The plan:
First I will scrape the following websources for pricing information:
- https://www.trulia.com/
- https://www.zillow.com/
- https://streeteasy.com/
- https://www.craigslist.org/about/sites
Once I have sufficient pricing data, I will try to understand why prices are the way they are.
Update to the plan:
It turns out most housing websites do a pretty good job at protecting against bots. Given lack of time, I'm going to forgo typical scraping and instead download each page and then parse it locally. Given more time, I'd do a thorough investigation of user-agent strings, rotating IP addresses, VPNs, and alternative scraper technologies.

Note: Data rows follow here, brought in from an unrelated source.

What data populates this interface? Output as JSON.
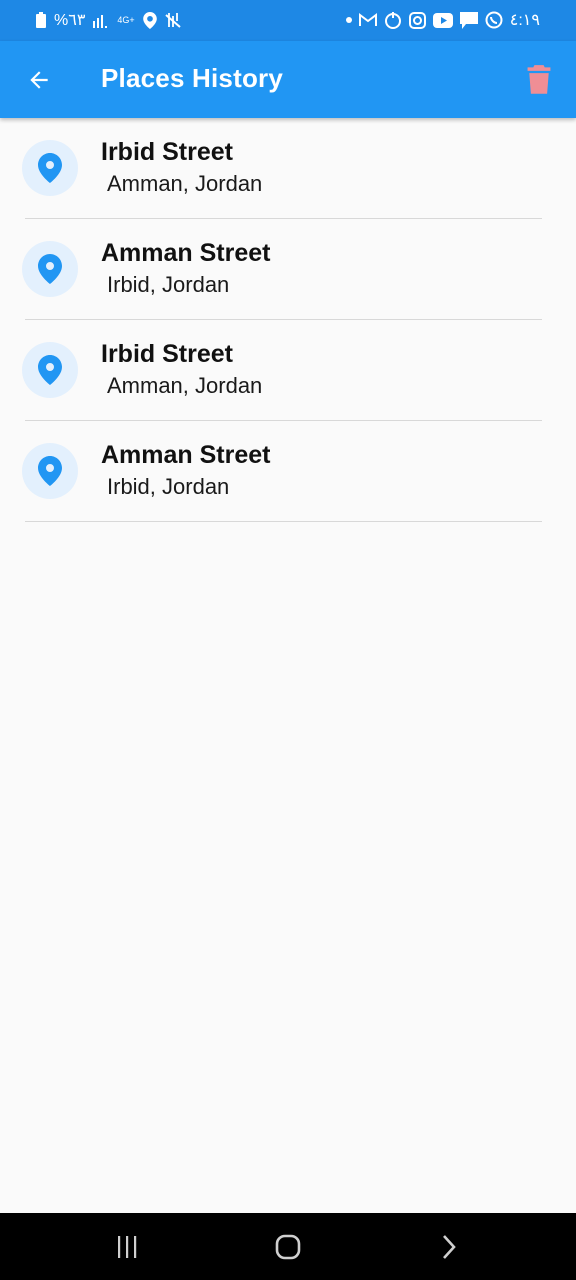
{
  "status_bar": {
    "battery_text": "%٦٣",
    "network_text": "4G+",
    "time": "٤:١٩"
  },
  "app_bar": {
    "title": "Places History",
    "back_icon": "arrow-left-icon",
    "delete_icon": "trash-icon"
  },
  "colors": {
    "status_bar": "#1e88e5",
    "app_bar": "#2196f3",
    "pin": "#2196f3",
    "avatar_bg": "#e3f0fd",
    "delete_icon": "#ef8e95"
  },
  "places": [
    {
      "title": "Irbid Street",
      "subtitle": "Amman, Jordan"
    },
    {
      "title": "Amman Street",
      "subtitle": "Irbid, Jordan"
    },
    {
      "title": "Irbid Street",
      "subtitle": "Amman, Jordan"
    },
    {
      "title": "Amman Street",
      "subtitle": "Irbid, Jordan"
    }
  ],
  "nav_bar": {
    "recents_icon": "recents-icon",
    "home_icon": "home-icon",
    "back_icon": "chevron-right-icon"
  }
}
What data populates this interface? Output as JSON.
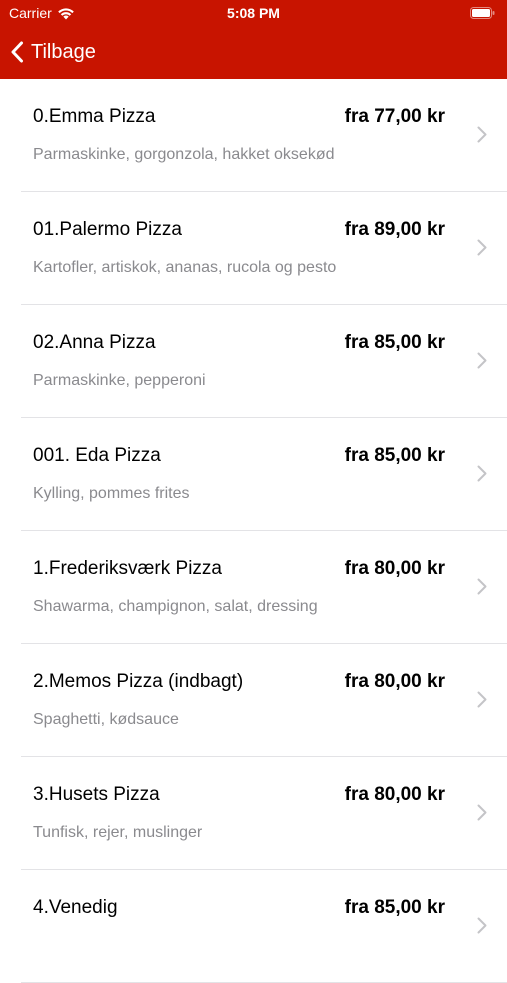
{
  "status_bar": {
    "carrier": "Carrier",
    "time": "5:08 PM"
  },
  "nav": {
    "back_label": "Tilbage"
  },
  "colors": {
    "header": "#c81400",
    "separator": "#e3e3e6",
    "description": "#8a8a8e"
  },
  "items": [
    {
      "name": "0.Emma Pizza",
      "price": "fra 77,00 kr",
      "description": "Parmaskinke, gorgonzola, hakket oksekød"
    },
    {
      "name": "01.Palermo Pizza",
      "price": "fra 89,00 kr",
      "description": "Kartofler, artiskok, ananas, rucola og pesto"
    },
    {
      "name": "02.Anna Pizza",
      "price": "fra 85,00 kr",
      "description": "Parmaskinke, pepperoni"
    },
    {
      "name": "001. Eda Pizza",
      "price": "fra 85,00 kr",
      "description": "Kylling, pommes frites"
    },
    {
      "name": "1.Frederiksværk Pizza",
      "price": "fra 80,00 kr",
      "description": "Shawarma, champignon, salat, dressing"
    },
    {
      "name": "2.Memos Pizza (indbagt)",
      "price": "fra 80,00 kr",
      "description": "Spaghetti, kødsauce"
    },
    {
      "name": "3.Husets Pizza",
      "price": "fra 80,00 kr",
      "description": "Tunfisk, rejer, muslinger"
    },
    {
      "name": "4.Venedig",
      "price": "fra 85,00 kr",
      "description": ""
    }
  ]
}
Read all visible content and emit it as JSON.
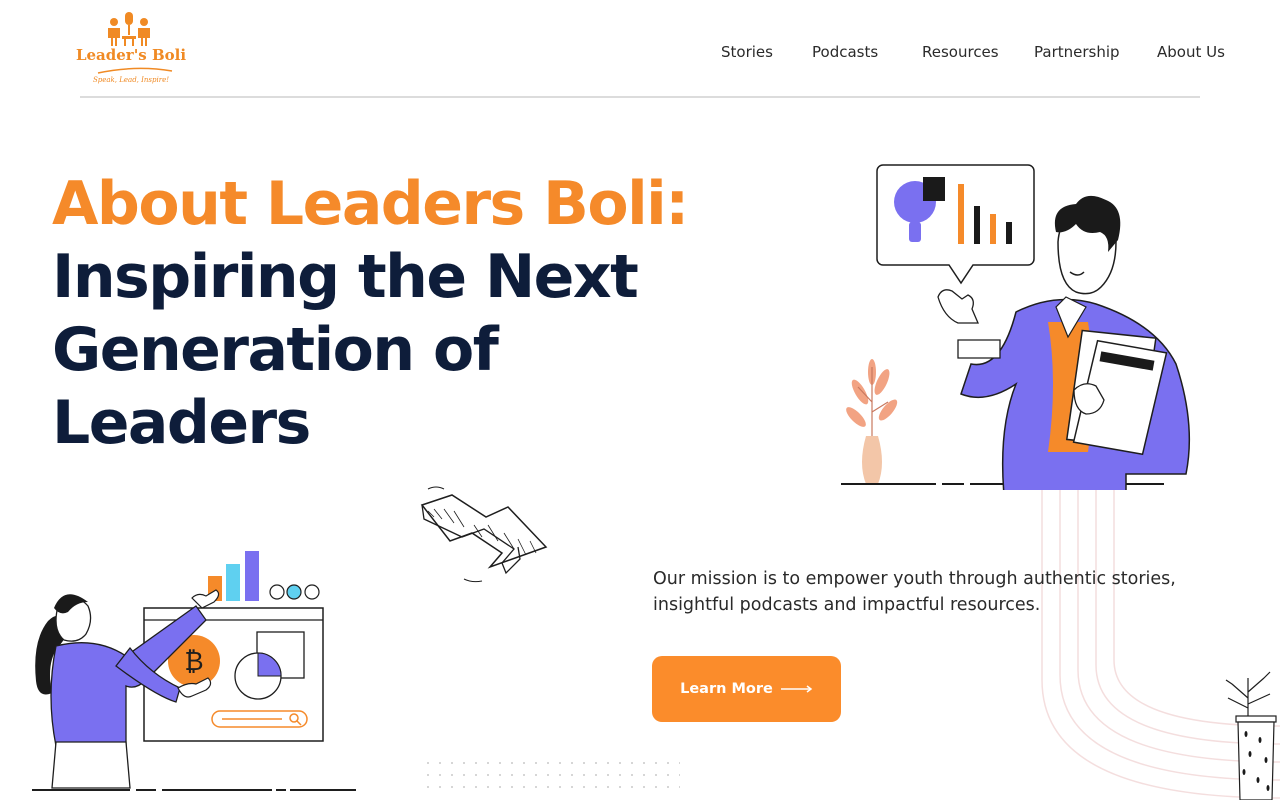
{
  "brand": {
    "name": "Leader's Boli",
    "tagline": "Speak, Lead, Inspire!",
    "color": "#f08a24"
  },
  "nav": {
    "items": [
      "Stories",
      "Podcasts",
      "Resources",
      "Partnership",
      "About Us"
    ]
  },
  "hero": {
    "title_line1": "About Leaders Boli:",
    "title_line2": "Inspiring the Next",
    "title_line3": "Generation of",
    "title_line4": "Leaders",
    "mission": "Our mission is to empower youth through authentic stories, insightful podcasts and impactful resources.",
    "cta_label": "Learn More"
  },
  "colors": {
    "accent": "#fb8c2b",
    "navy": "#0e1d3a",
    "purple": "#7a70f0",
    "cyan": "#5fd0f0"
  },
  "icons": {
    "logo": "podcast-duo-logo-icon",
    "cta": "long-arrow-right-icon",
    "currency": "currency-icon",
    "search": "search-icon"
  }
}
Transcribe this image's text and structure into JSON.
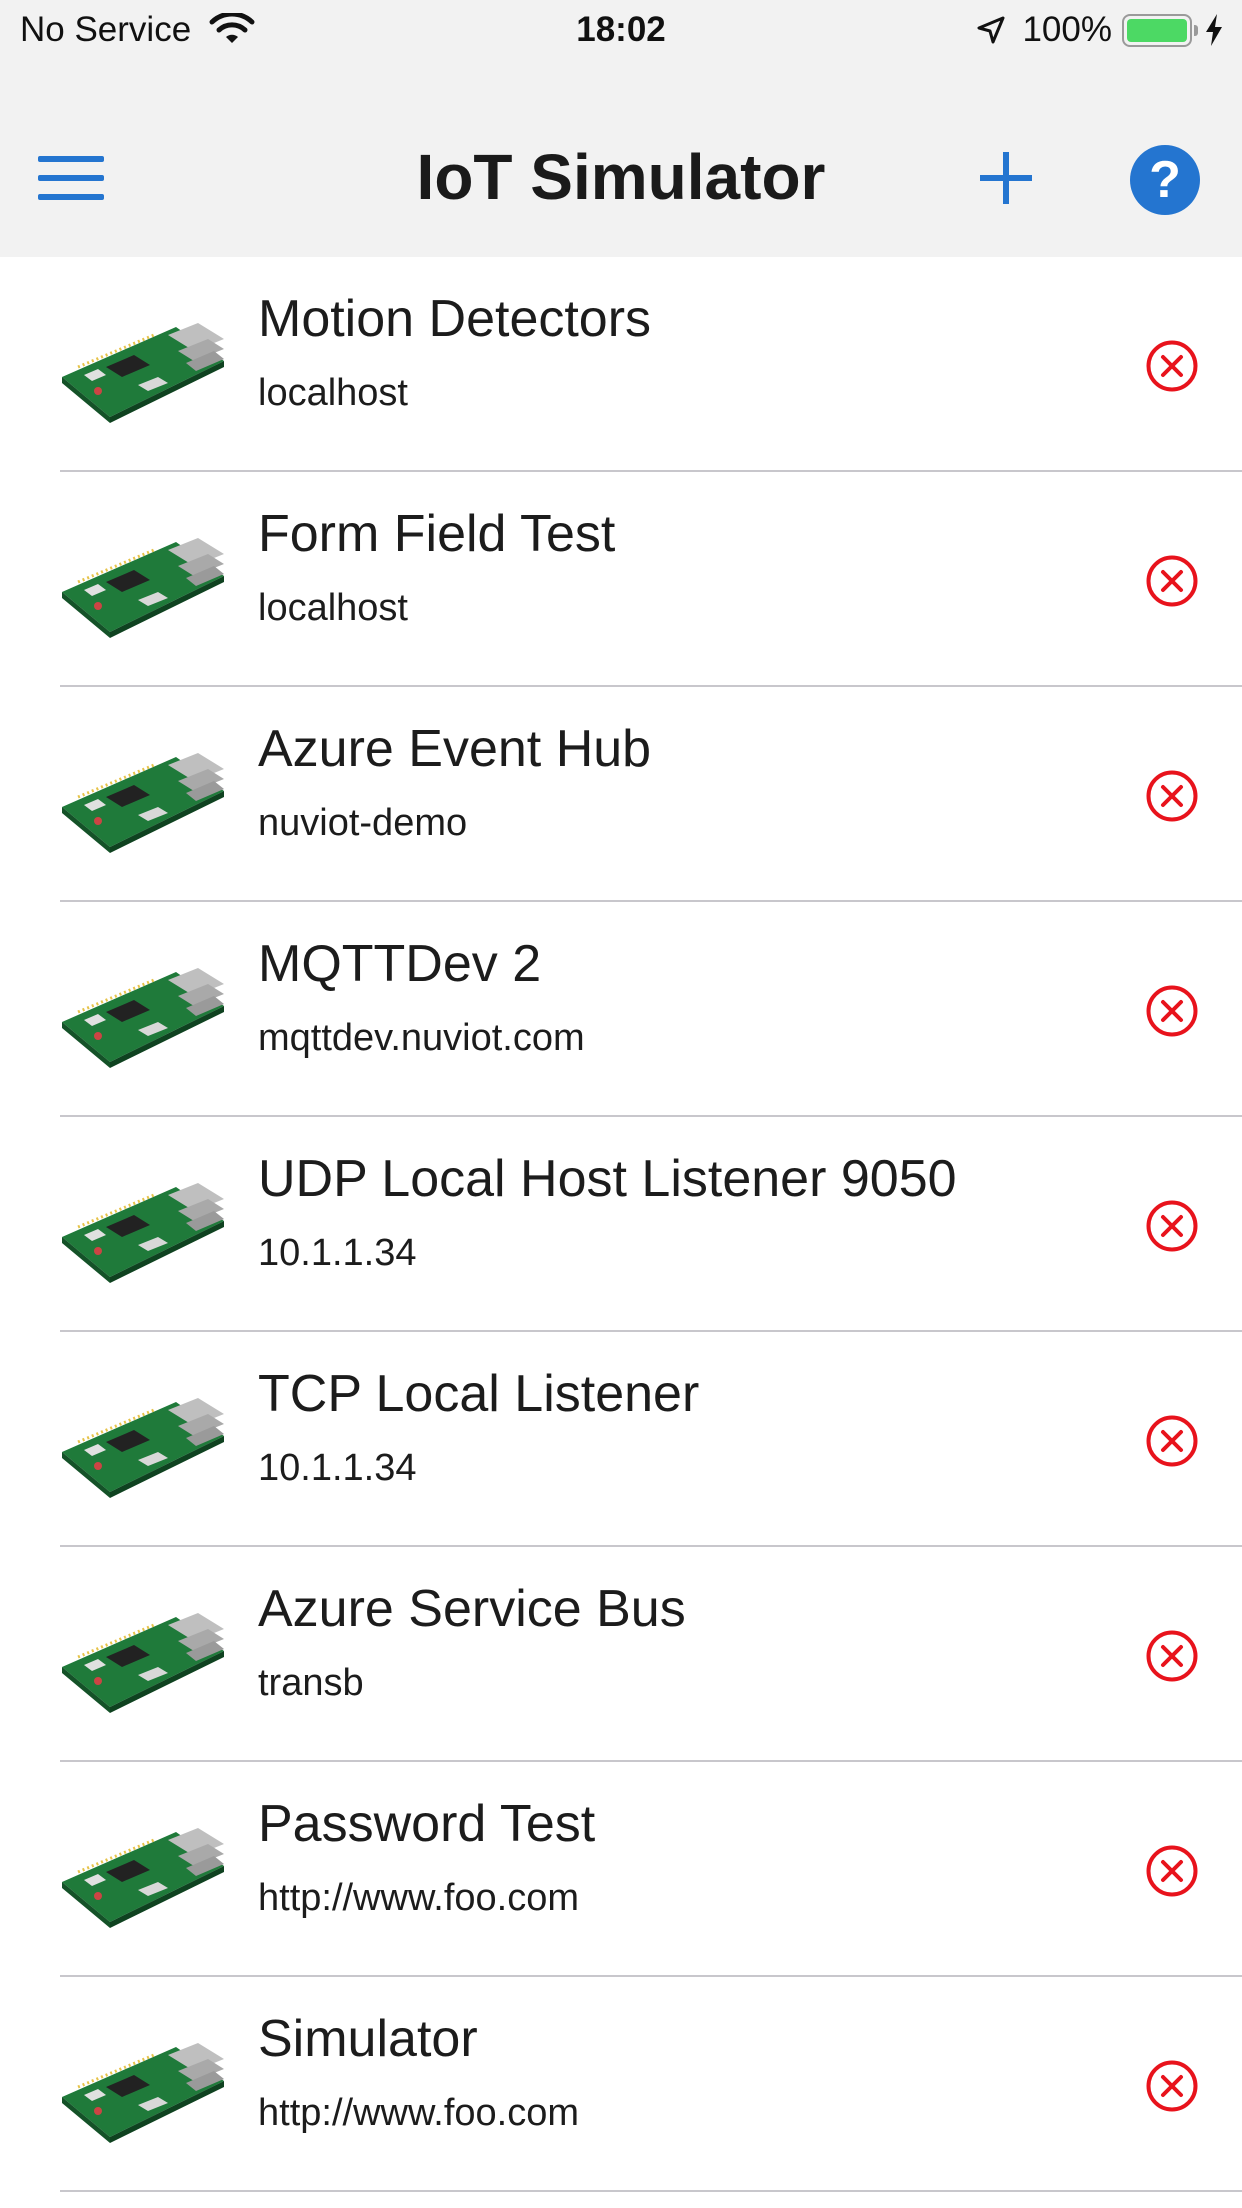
{
  "status_bar": {
    "carrier": "No Service",
    "time": "18:02",
    "battery": "100%"
  },
  "nav": {
    "title": "IoT Simulator",
    "help_glyph": "?"
  },
  "colors": {
    "accent": "#2475d0",
    "remove": "#e8131c",
    "battery": "#4cd964"
  },
  "icons": {
    "menu": "menu-icon",
    "add": "plus-icon",
    "help": "help-icon",
    "thumb": "raspberry-pi-board-image",
    "remove": "remove-circle-x-icon"
  },
  "simulators": [
    {
      "title": "Motion Detectors",
      "host": "localhost"
    },
    {
      "title": "Form Field Test",
      "host": "localhost"
    },
    {
      "title": "Azure Event Hub",
      "host": "nuviot-demo"
    },
    {
      "title": "MQTTDev 2",
      "host": "mqttdev.nuviot.com"
    },
    {
      "title": "UDP Local Host Listener 9050",
      "host": "10.1.1.34"
    },
    {
      "title": "TCP Local Listener",
      "host": "10.1.1.34"
    },
    {
      "title": "Azure Service Bus",
      "host": "transb"
    },
    {
      "title": "Password Test",
      "host": "http://www.foo.com"
    },
    {
      "title": "Simulator",
      "host": "http://www.foo.com"
    }
  ]
}
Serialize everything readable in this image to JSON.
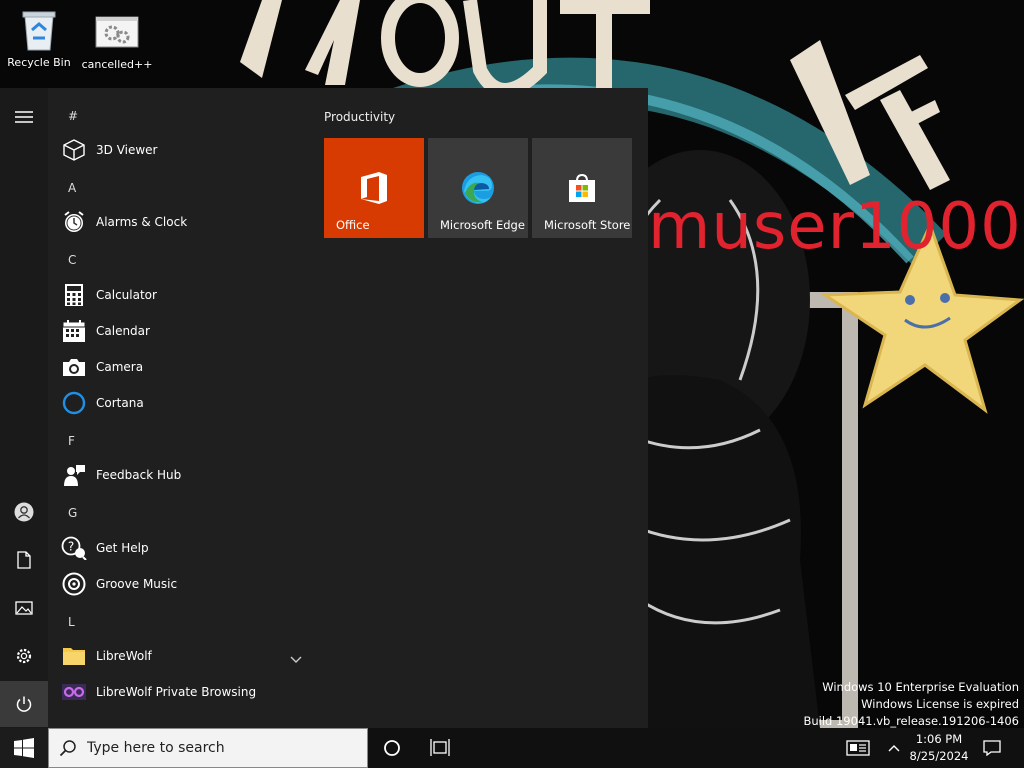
{
  "desktop": {
    "icons": [
      {
        "label": "Recycle Bin"
      },
      {
        "label": "cancelled++"
      }
    ],
    "wallpaper_text": "muser1000"
  },
  "start_menu": {
    "groups": {
      "hash": "#",
      "a": "A",
      "c": "C",
      "f": "F",
      "g": "G",
      "l": "L"
    },
    "apps": {
      "viewer": "3D Viewer",
      "alarms": "Alarms & Clock",
      "calculator": "Calculator",
      "calendar": "Calendar",
      "camera": "Camera",
      "cortana": "Cortana",
      "feedback": "Feedback Hub",
      "gethelp": "Get Help",
      "groove": "Groove Music",
      "librewolf": "LibreWolf",
      "librewolf_private": "LibreWolf Private Browsing"
    },
    "tiles": {
      "section_title": "Productivity",
      "office": "Office",
      "edge": "Microsoft Edge",
      "store": "Microsoft Store"
    }
  },
  "watermark": {
    "line1": "Windows 10 Enterprise Evaluation",
    "line2": "Windows License is expired",
    "line3": "Build 19041.vb_release.191206-1406"
  },
  "taskbar": {
    "search_placeholder": "Type here to search",
    "time": "1:06 PM",
    "date": "8/25/2024"
  },
  "colors": {
    "office_tile": "#d83b01",
    "tile_gray": "#3a3a3a",
    "menu_bg": "#1f1f1f",
    "wallpaper_red": "#e0232e"
  }
}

In order to carry out this project, I needed some extra tools. So in order to get the scraper to work, you'll need chromeheadless-driver. From there you'll need to put the binary in your executable path. For Ubuntu, the answer seems to be to put the executable in /opt
and then soft link it to /usr/local/bin
. From the terminal this looks like:
sudo mv /opt/google/chromedriver /opt/
sudo ln -fs /opt/chromedriver /usr/local/bin/chromedriver
The reason for this seems to have something to do with path hierarchy and the relative placement of google chrome versus google chrome headless driver. I haven't replicated these instructions for MacOSX or Windows, but I imagine they will not be too dissimilar.
All other installs can be found in requirements.txt
found at the base of the project. And installed with:
python -m pip install -r requirements.txt